1) Labilité, indélébilité

a) « Tout fait trace »

On pourrait postuler que le perpétuel renouvellement de la parole sous des formes variables soit lié à la fondamentale labilité des énoncés oraux : oublieuse d’elle-même, l’oralité n’en finirait pas de produire des propositions nouvelles, sur des chemins que jamais elle ne balise, pour ce qu’elle est incapable de laisser aucune trace. Mais le portrait que cette hypothèse dessine en creux, d’un metteur en scène en amnésique, contraint de réinventer chaque fois des propositions sans mémoire, n’est guère convaincant. Il semblerait au contraire qu’une foi en l’indélébilité de toute parole prononcée motive le metteur en scène à produire toujours plus d’indications, susceptibles de nuancer, complexifier, enrichir à l’infini le jeu de l’acteur. Nous voici à nouveau dans l’espace mythique qu’esquisse la rhétorique du discours de mise en scène, qui veut croire, semble-t-il, que chaque parole entendue par le comédien fait trace dans son imaginaire, puis dans sa mémoire consciente et inconsciente, et nourrit son jeu, même à son insu.
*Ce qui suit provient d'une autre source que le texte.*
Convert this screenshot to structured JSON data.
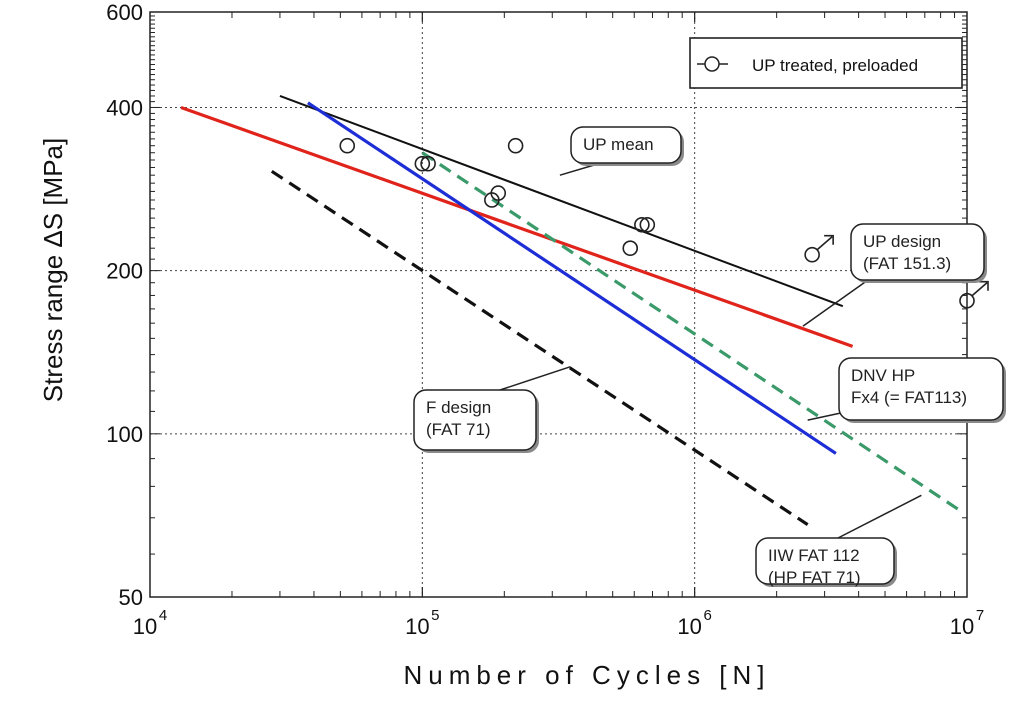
{
  "chart_data": {
    "type": "line",
    "xlabel": "Number of Cycles [N]",
    "ylabel": "Stress range  ΔS [MPa]",
    "x_scale": "log",
    "y_scale": "log",
    "xlim": [
      10000,
      10000000
    ],
    "ylim": [
      50,
      600
    ],
    "x_ticks": [
      {
        "base": "10",
        "exp": "4",
        "value": 10000
      },
      {
        "base": "10",
        "exp": "5",
        "value": 100000
      },
      {
        "base": "10",
        "exp": "6",
        "value": 1000000
      },
      {
        "base": "10",
        "exp": "7",
        "value": 10000000
      }
    ],
    "y_ticks": [
      {
        "label": "50",
        "value": 50
      },
      {
        "label": "100",
        "value": 100
      },
      {
        "label": "200",
        "value": 200
      },
      {
        "label": "400",
        "value": 400
      },
      {
        "label": "600",
        "value": 600
      }
    ],
    "grid": true,
    "legend_position": "top-right",
    "legend": [
      {
        "label": "UP treated, preloaded",
        "marker": "open-circle"
      }
    ],
    "series": [
      {
        "name": "UP mean",
        "color": "#111111",
        "style": "solid",
        "x": [
          30000,
          3500000
        ],
        "y": [
          420,
          172
        ]
      },
      {
        "name": "UP design (FAT 151.3)",
        "color": "#e0241b",
        "style": "solid",
        "x": [
          13000,
          3800000
        ],
        "y": [
          400,
          145
        ]
      },
      {
        "name": "DNV HP Fx4 (= FAT113)",
        "color": "#1d2ed6",
        "style": "solid",
        "x": [
          38000,
          3300000
        ],
        "y": [
          408,
          92
        ]
      },
      {
        "name": "IIW FAT 112 (HP FAT 71)",
        "color": "#3a9a6a",
        "style": "dashed",
        "x": [
          100000,
          9500000
        ],
        "y": [
          330,
          72
        ]
      },
      {
        "name": "F design (FAT 71)",
        "color": "#111111",
        "style": "dashed",
        "x": [
          28000,
          2600000
        ],
        "y": [
          305,
          68
        ]
      }
    ],
    "points": {
      "name": "UP treated, preloaded",
      "marker": "open-circle",
      "data": [
        {
          "x": 53000,
          "y": 340
        },
        {
          "x": 100000,
          "y": 315
        },
        {
          "x": 105000,
          "y": 315
        },
        {
          "x": 180000,
          "y": 270
        },
        {
          "x": 190000,
          "y": 278
        },
        {
          "x": 220000,
          "y": 340
        },
        {
          "x": 580000,
          "y": 220
        },
        {
          "x": 640000,
          "y": 243
        },
        {
          "x": 670000,
          "y": 243
        },
        {
          "x": 2700000,
          "y": 214,
          "runout": true
        },
        {
          "x": 10000000,
          "y": 176,
          "runout": true
        }
      ]
    },
    "annotations": [
      {
        "lines": [
          "UP mean"
        ],
        "target": [
          320000,
          300
        ]
      },
      {
        "lines": [
          "UP design",
          "(FAT 151.3)"
        ],
        "target": [
          2500000,
          158
        ]
      },
      {
        "lines": [
          "DNV HP",
          "Fx4 (= FAT113)"
        ],
        "target": [
          2600000,
          106
        ]
      },
      {
        "lines": [
          "F design",
          "(FAT 71)"
        ],
        "target": [
          350000,
          133
        ]
      },
      {
        "lines": [
          "IIW FAT 112",
          "(HP FAT 71)"
        ],
        "target": [
          6800000,
          77
        ]
      }
    ]
  }
}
Si Eloi Recoing, par exemple, n’accorde cette indélébilité qu’aux indications comprises par les comédiens...

‘Des choses dites en répétition, certaines ne peuvent être comprises, entendues du public. Mais si les acteurs les pensent et les comprennent, leur jeu, d’une manière ou d’une autre, en portera la trace. 42

Daniel Mesguich quant à lui semble étendre ce pouvoir de faire trace à tout l’environnement langagier qui berce le comédien en répétition :

‘Plus tard, aux représentations, ce n’est pas ce que fait l’acteur qui détermine le spectacle, mais tout le reste, toutes les ‘circonstances’ qui l’ont amené à faire, précisément, cela. 43

Il nous semble que l’on peut voir dans ces « circonstances » censées déterminer le spectacle, entre autres, toute la matière verbale qui a travaillé à sa genèse, toutes les indications qui ont amené le comédien à faire ceci ou cela, et dont le jeu semble être moins l’interprétation que la trace.

Notes
42.

Eloi Recoing, Journal de bord des répétitions du Soulier de Satin, mis en scène par Antoine Vitez.

43.

Daniel Mesguich, L’éternel éphémère, Paris, Seuil, coll. Fictions et Cie, 1991.